En application de l’article 1231-7 du code civil, cette condamnation, de nature indemnitaire, emportera de plein droit intérêts au taux légal à compter du prononcé du présent jugement.
Sur les autres demandes
Conformément à l’article 696 du code de procédure civile, la société ZURICH INSURANCE EUROPE AG, partie succombante, sera condamnée aux entiers dépens d’instance, distraits au profit de Maître Virgile REYNAUD par application de l’article 699 du même code.
Madame [V] [J] ne justifie pas avoir été contrainte d’agir en justice pour obtenir l’indemnisation de ses préjudices en l’état des diligences amiables dont justifie l’assureur, et ne conteste pas l’affirmation de ce dernier aux termes de laquelle aucune demande indemnitaire n’a été formulée en réponse au courriel du 11 avril 2023, alors que dans ce cadre juridique aucune obligation légale d’émettre une offre ne pèse sur l’assureur.
Elle sera déboutée de sa demande en ce sens.
L’équité commande que la demande formée par la société ZURICH INSURANCE EUROPE AG sur ce même fondement soit également rejetée, alors que l’offre émise à titre amiable après l’assignation comme celle incluse dans le cadre des conclusions en défense était insuffisante au regard des montants alloués par le tribunal.
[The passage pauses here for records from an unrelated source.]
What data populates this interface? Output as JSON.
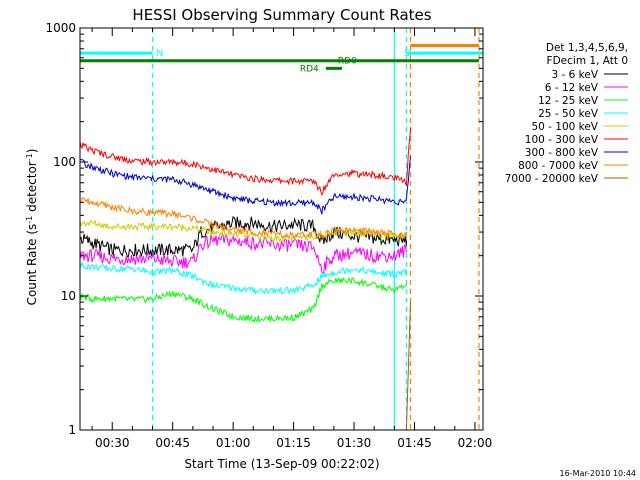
{
  "chart_data": {
    "type": "line",
    "title": "HESSI Observing Summary Count Rates",
    "xlabel": "Start Time (13-Sep-09 00:22:02)",
    "ylabel_main": "Count Rate (s",
    "ylabel_sup1": "-1",
    "ylabel_mid": " detector",
    "ylabel_sup2": "-1",
    "ylabel_end": ")",
    "yscale": "log",
    "ylim": [
      1,
      1000
    ],
    "yticks": [
      {
        "value": 1,
        "label": "1"
      },
      {
        "value": 10,
        "label": "10"
      },
      {
        "value": 100,
        "label": "100"
      },
      {
        "value": 1000,
        "label": "1000"
      }
    ],
    "xlim_minutes": [
      22,
      122
    ],
    "xticks": [
      {
        "minute": 30,
        "label": "00:30"
      },
      {
        "minute": 45,
        "label": "00:45"
      },
      {
        "minute": 60,
        "label": "01:00"
      },
      {
        "minute": 75,
        "label": "01:15"
      },
      {
        "minute": 90,
        "label": "01:30"
      },
      {
        "minute": 105,
        "label": "01:45"
      },
      {
        "minute": 120,
        "label": "02:00"
      }
    ],
    "legend": {
      "placement": "right",
      "header": [
        "Det 1,3,4,5,6,9,",
        "FDecim 1, Att 0"
      ]
    },
    "series": [
      {
        "name": "3 - 6 keV",
        "color": "#000000",
        "points": [
          [
            22,
            27
          ],
          [
            25,
            25
          ],
          [
            30,
            22
          ],
          [
            35,
            22
          ],
          [
            40,
            22
          ],
          [
            45,
            22
          ],
          [
            50,
            22
          ],
          [
            52,
            30
          ],
          [
            55,
            32
          ],
          [
            60,
            35
          ],
          [
            65,
            35
          ],
          [
            70,
            33
          ],
          [
            75,
            34
          ],
          [
            80,
            33
          ],
          [
            82,
            25
          ],
          [
            85,
            30
          ],
          [
            90,
            28
          ],
          [
            95,
            27
          ],
          [
            100,
            26
          ],
          [
            103,
            26
          ]
        ]
      },
      {
        "name": "6 - 12 keV",
        "color": "#ff00ff",
        "points": [
          [
            22,
            20
          ],
          [
            25,
            20
          ],
          [
            30,
            19
          ],
          [
            35,
            19
          ],
          [
            40,
            19
          ],
          [
            45,
            18
          ],
          [
            50,
            18
          ],
          [
            52,
            24
          ],
          [
            55,
            26
          ],
          [
            60,
            26
          ],
          [
            65,
            25
          ],
          [
            70,
            24
          ],
          [
            75,
            24
          ],
          [
            80,
            23
          ],
          [
            82,
            16
          ],
          [
            85,
            20
          ],
          [
            90,
            21
          ],
          [
            95,
            20
          ],
          [
            100,
            20
          ],
          [
            103,
            22
          ]
        ]
      },
      {
        "name": "12 - 25 keV",
        "color": "#00ff00",
        "points": [
          [
            22,
            10
          ],
          [
            25,
            9.5
          ],
          [
            30,
            9.6
          ],
          [
            35,
            9.4
          ],
          [
            40,
            9.5
          ],
          [
            45,
            10.5
          ],
          [
            50,
            9.5
          ],
          [
            55,
            8
          ],
          [
            60,
            7
          ],
          [
            65,
            6.8
          ],
          [
            70,
            6.8
          ],
          [
            75,
            6.9
          ],
          [
            80,
            8
          ],
          [
            82,
            12
          ],
          [
            85,
            13
          ],
          [
            90,
            13
          ],
          [
            95,
            12
          ],
          [
            100,
            11
          ],
          [
            103,
            12
          ]
        ]
      },
      {
        "name": "25 - 50 keV",
        "color": "#00ffff",
        "points": [
          [
            22,
            17
          ],
          [
            25,
            16.5
          ],
          [
            30,
            16
          ],
          [
            35,
            16
          ],
          [
            40,
            15
          ],
          [
            45,
            15.5
          ],
          [
            50,
            14
          ],
          [
            55,
            12
          ],
          [
            60,
            11.5
          ],
          [
            65,
            11
          ],
          [
            70,
            11
          ],
          [
            75,
            11
          ],
          [
            80,
            12
          ],
          [
            82,
            14
          ],
          [
            85,
            15
          ],
          [
            90,
            16
          ],
          [
            95,
            15
          ],
          [
            100,
            14.5
          ],
          [
            103,
            15
          ]
        ]
      },
      {
        "name": "50 - 100 keV",
        "color": "#cccc00",
        "points": [
          [
            22,
            35
          ],
          [
            25,
            35
          ],
          [
            30,
            33
          ],
          [
            35,
            33
          ],
          [
            40,
            33
          ],
          [
            45,
            33
          ],
          [
            50,
            32
          ],
          [
            55,
            30
          ],
          [
            60,
            29
          ],
          [
            65,
            28
          ],
          [
            70,
            27
          ],
          [
            75,
            27
          ],
          [
            80,
            28
          ],
          [
            82,
            29
          ],
          [
            85,
            30
          ],
          [
            90,
            30
          ],
          [
            95,
            29
          ],
          [
            100,
            28
          ],
          [
            103,
            28
          ]
        ]
      },
      {
        "name": "100 - 300 keV",
        "color": "#ff0000",
        "points": [
          [
            22,
            135
          ],
          [
            25,
            122
          ],
          [
            30,
            110
          ],
          [
            35,
            102
          ],
          [
            40,
            100
          ],
          [
            45,
            100
          ],
          [
            50,
            97
          ],
          [
            55,
            88
          ],
          [
            60,
            80
          ],
          [
            65,
            75
          ],
          [
            70,
            73
          ],
          [
            75,
            72
          ],
          [
            80,
            72
          ],
          [
            82,
            60
          ],
          [
            85,
            82
          ],
          [
            90,
            82
          ],
          [
            95,
            80
          ],
          [
            100,
            76
          ],
          [
            103,
            70
          ],
          [
            104,
            180
          ]
        ]
      },
      {
        "name": "300 - 800 keV",
        "color": "#0000cc",
        "points": [
          [
            22,
            100
          ],
          [
            25,
            92
          ],
          [
            30,
            82
          ],
          [
            35,
            77
          ],
          [
            40,
            75
          ],
          [
            45,
            74
          ],
          [
            50,
            68
          ],
          [
            55,
            60
          ],
          [
            60,
            54
          ],
          [
            65,
            51
          ],
          [
            70,
            50
          ],
          [
            75,
            49
          ],
          [
            80,
            50
          ],
          [
            82,
            43
          ],
          [
            85,
            55
          ],
          [
            90,
            55
          ],
          [
            95,
            53
          ],
          [
            100,
            51
          ],
          [
            103,
            50
          ],
          [
            104,
            110
          ]
        ]
      },
      {
        "name": "800 - 7000 keV",
        "color": "#ff8000",
        "points": [
          [
            22,
            52
          ],
          [
            25,
            50
          ],
          [
            30,
            46
          ],
          [
            35,
            43
          ],
          [
            40,
            42
          ],
          [
            45,
            41
          ],
          [
            50,
            38
          ],
          [
            55,
            34
          ],
          [
            60,
            31
          ],
          [
            65,
            30
          ],
          [
            70,
            29
          ],
          [
            75,
            28
          ],
          [
            80,
            29
          ],
          [
            82,
            28
          ],
          [
            85,
            31
          ],
          [
            90,
            31
          ],
          [
            95,
            30
          ],
          [
            100,
            29
          ],
          [
            103,
            28
          ]
        ]
      },
      {
        "name": "7000 - 20000 keV",
        "color": "#996600",
        "points": [
          [
            103,
            1
          ],
          [
            104,
            9
          ]
        ]
      }
    ],
    "flags": [
      {
        "label": "N",
        "color": "#00ffff",
        "y": 650,
        "x_range": [
          22,
          40
        ]
      },
      {
        "label": "S",
        "color": "#00ffff",
        "y": 650,
        "x_range": [
          103,
          122
        ]
      },
      {
        "label": "",
        "color": "#ff8000",
        "y": 740,
        "x_range": [
          104,
          121
        ]
      },
      {
        "label": "RD0",
        "color": "#008000",
        "y": 570,
        "x_range": [
          22,
          121
        ]
      },
      {
        "label": "RD4",
        "color": "#008000",
        "y": 500,
        "x_range": [
          83,
          87
        ]
      }
    ],
    "vlines": [
      {
        "minute": 40,
        "color": "#00ffff",
        "style": "dashed"
      },
      {
        "minute": 100,
        "color": "#00ffff",
        "style": "solid"
      },
      {
        "minute": 103,
        "color": "#00ffff",
        "style": "dashed"
      },
      {
        "minute": 104,
        "color": "#ff8000",
        "style": "dashed"
      },
      {
        "minute": 121,
        "color": "#ff8000",
        "style": "dashed"
      }
    ]
  },
  "footer": {
    "timestamp": "16-Mar-2010 10:44"
  }
}
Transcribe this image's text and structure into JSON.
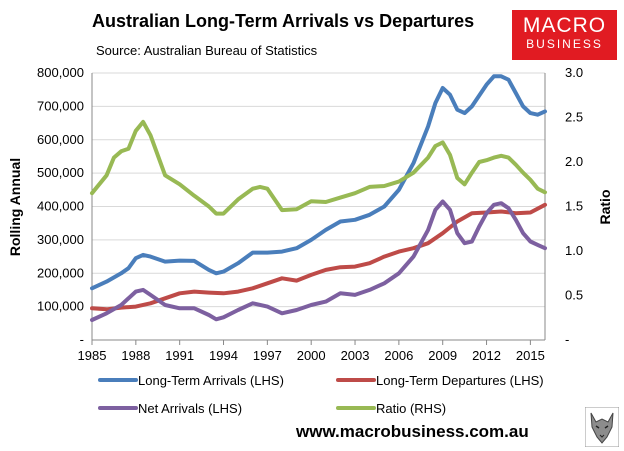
{
  "header": {
    "title": "Australian Long-Term Arrivals vs Departures",
    "source": "Source: Australian Bureau of Statistics"
  },
  "logo": {
    "line1": "MACRO",
    "line2": "BUSINESS"
  },
  "footer": {
    "website": "www.macrobusiness.com.au"
  },
  "colors": {
    "arrivals": "#4a7ebb",
    "departures": "#be4b48",
    "net": "#7d60a0",
    "ratio": "#98b954"
  },
  "chart_data": {
    "type": "line",
    "ylabel": "Rolling Annual",
    "y2label": "Ratio",
    "ylim": [
      0,
      800000
    ],
    "y2lim": [
      0,
      3.0
    ],
    "xlim": [
      1985,
      2016
    ],
    "x_ticks": [
      "1985",
      "1988",
      "1991",
      "1994",
      "1997",
      "2000",
      "2003",
      "2006",
      "2009",
      "2012",
      "2015"
    ],
    "y_ticks": [
      "-",
      "100,000",
      "200,000",
      "300,000",
      "400,000",
      "500,000",
      "600,000",
      "700,000",
      "800,000"
    ],
    "y2_ticks": [
      "-",
      "0.5",
      "1.0",
      "1.5",
      "2.0",
      "2.5",
      "3.0"
    ],
    "grid": true,
    "legend_position": "bottom",
    "series": [
      {
        "name": "Long-Term Arrivals (LHS)",
        "axis": "left",
        "color": "#4a7ebb",
        "x": [
          1985,
          1986,
          1987,
          1987.5,
          1988,
          1988.5,
          1989,
          1990,
          1991,
          1992,
          1993,
          1993.5,
          1994,
          1995,
          1996,
          1997,
          1998,
          1999,
          2000,
          2001,
          2002,
          2003,
          2004,
          2005,
          2006,
          2007,
          2008,
          2008.5,
          2009,
          2009.5,
          2010,
          2010.5,
          2011,
          2012,
          2012.5,
          2013,
          2013.5,
          2014,
          2014.5,
          2015,
          2015.5,
          2016
        ],
        "y": [
          155000,
          175000,
          200000,
          215000,
          245000,
          255000,
          250000,
          235000,
          238000,
          237000,
          210000,
          200000,
          205000,
          230000,
          262000,
          262000,
          265000,
          275000,
          300000,
          330000,
          355000,
          360000,
          375000,
          400000,
          450000,
          530000,
          640000,
          710000,
          755000,
          735000,
          690000,
          680000,
          700000,
          765000,
          790000,
          790000,
          780000,
          740000,
          700000,
          680000,
          675000,
          685000
        ]
      },
      {
        "name": "Long-Term Departures (LHS)",
        "axis": "left",
        "color": "#be4b48",
        "x": [
          1985,
          1986,
          1987,
          1988,
          1989,
          1990,
          1991,
          1992,
          1993,
          1994,
          1995,
          1996,
          1997,
          1998,
          1999,
          2000,
          2001,
          2002,
          2003,
          2004,
          2005,
          2006,
          2007,
          2008,
          2009,
          2010,
          2011,
          2012,
          2013,
          2014,
          2015,
          2016
        ],
        "y": [
          95000,
          92000,
          97000,
          100000,
          110000,
          125000,
          140000,
          145000,
          142000,
          140000,
          145000,
          155000,
          170000,
          185000,
          178000,
          195000,
          210000,
          218000,
          220000,
          230000,
          250000,
          265000,
          275000,
          290000,
          320000,
          355000,
          380000,
          382000,
          385000,
          380000,
          382000,
          405000
        ]
      },
      {
        "name": "Net Arrivals (LHS)",
        "axis": "left",
        "color": "#7d60a0",
        "x": [
          1985,
          1986,
          1987,
          1988,
          1988.5,
          1989,
          1990,
          1991,
          1992,
          1993,
          1993.5,
          1994,
          1995,
          1996,
          1997,
          1998,
          1999,
          2000,
          2001,
          2002,
          2003,
          2004,
          2005,
          2006,
          2007,
          2008,
          2008.5,
          2009,
          2009.5,
          2010,
          2010.5,
          2011,
          2011.5,
          2012,
          2012.5,
          2013,
          2013.5,
          2014,
          2014.5,
          2015,
          2015.5,
          2016
        ],
        "y": [
          60000,
          80000,
          105000,
          145000,
          150000,
          135000,
          105000,
          95000,
          95000,
          75000,
          62000,
          68000,
          90000,
          110000,
          100000,
          80000,
          90000,
          105000,
          115000,
          140000,
          135000,
          150000,
          170000,
          200000,
          250000,
          330000,
          390000,
          415000,
          390000,
          320000,
          290000,
          295000,
          340000,
          380000,
          405000,
          410000,
          395000,
          360000,
          320000,
          295000,
          285000,
          275000
        ]
      },
      {
        "name": "Ratio (RHS)",
        "axis": "right",
        "color": "#98b954",
        "x": [
          1985,
          1986,
          1986.5,
          1987,
          1987.5,
          1988,
          1988.5,
          1989,
          1990,
          1991,
          1992,
          1993,
          1993.5,
          1994,
          1995,
          1996,
          1996.5,
          1997,
          1998,
          1999,
          2000,
          2001,
          2002,
          2003,
          2004,
          2005,
          2006,
          2007,
          2008,
          2008.5,
          2009,
          2009.5,
          2010,
          2010.5,
          2011,
          2011.5,
          2012,
          2012.5,
          2013,
          2013.5,
          2014,
          2014.5,
          2015,
          2015.5,
          2016
        ],
        "y": [
          1.65,
          1.85,
          2.05,
          2.12,
          2.15,
          2.35,
          2.45,
          2.3,
          1.85,
          1.75,
          1.62,
          1.5,
          1.42,
          1.42,
          1.58,
          1.7,
          1.72,
          1.7,
          1.46,
          1.47,
          1.56,
          1.55,
          1.6,
          1.65,
          1.72,
          1.73,
          1.78,
          1.88,
          2.05,
          2.18,
          2.22,
          2.08,
          1.82,
          1.75,
          1.88,
          2.0,
          2.02,
          2.05,
          2.07,
          2.05,
          1.97,
          1.88,
          1.8,
          1.7,
          1.66
        ]
      }
    ]
  }
}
Enfin, il convient de rappeler que la présente décision est de plein droit exécutoire par provision, en vertu des articles 514 et suivants du code de procédure civile. Aucun motif n’impose d’y déroger, alors que, compatible avec la nature de l’affaire, elle s’impose au vu de l’ancienneté de l’accident.
PAR CES MOTIFS
LE TRIBUNAL,
Statuant par mise à disposition au greffe, par jugement réputé contradictoire, en matière civile ordinaire, en premier ressort, après en avoir délibéré conformément à la loi,
Évalue le préjudice corporel de Madame [V] [J], hors débours des organismes sociaux, ainsi que suit :
— frais divers : assistance à expertise 540 euros
— frais divers : tierce personne temporaire 160 euros
— déficit fonctionnel temporaire partiel à 25% 225 euros
— déficit fonctionnel temporaire partiel à 10% 360 euros
— souffrances endurées 4.000 euros
— préjudice esthétique temporaire 1.000 euros
— déficit fonctionnel permanent 3.450 euros
— préjudice esthétique permanent 1.200 euros
TOTAL 10.935 euros
PROVISION À DÉDUIRE 1.000 euros
SOLDE DÛ 9.935 euros
Fixe la créance de l’organisme social à hauteur du montant des débours définitifs exposés du chef de la prise en charge de l’accident subi par Madame [V] [J], soit 876,70 euros (dépenses de santé actuelles),
EN CONSÉQUENCE :
Condamne la société ZURICH INSURANCE EUROPE AG à payer à Madame [V] [J], en deniers ou quittances, la somme totale de 9.935 euros (neuf mille neuf cent trente cinq euros) en réparation de ses préjudices consécutifs à l’accident du 03 janvier 2020, provision déduite et hors créances des tiers payeurs,
Rappelle que cette condamnation emportera de plein droit intérêts au taux légal à compter du prononcé de la présente décision,
Déboute Madame [V] [J] de sa demande au titre de l’article 700 du code de procédure civile,
Déboute la société ZURICH INSURANCE EUROPE AG de sa demande au titre de l’article 700 du code de procédure civile,
Condamne la société ZURICH INSURANCE EUROPE AG aux entiers dépens d’instance, distraits au profit de Maître Virgile REYNAUD,
Rappelle que la présente décision est commune et opposable à la CPAM des Bouches-du-Rhône et à la mutuelle OCIANE- MATMUT MUTUALITÉ,
Rappelle que la présente décision bénéficie de l’exécution provisoire de droit et dit n’y avoir lieu à l’écarter ni limiter.
AINSI JUGÉ ET PRONONCÉ PAR MISE À DISPOSITION AU GREFFE DE LA DEUXIÈME CHAMBRE DU TRIBUNAL JUDICIAIRE DE MARSEILLE LE VINGT ET UN NOVEMBRE DEUX MILLE VINGT-CINQ.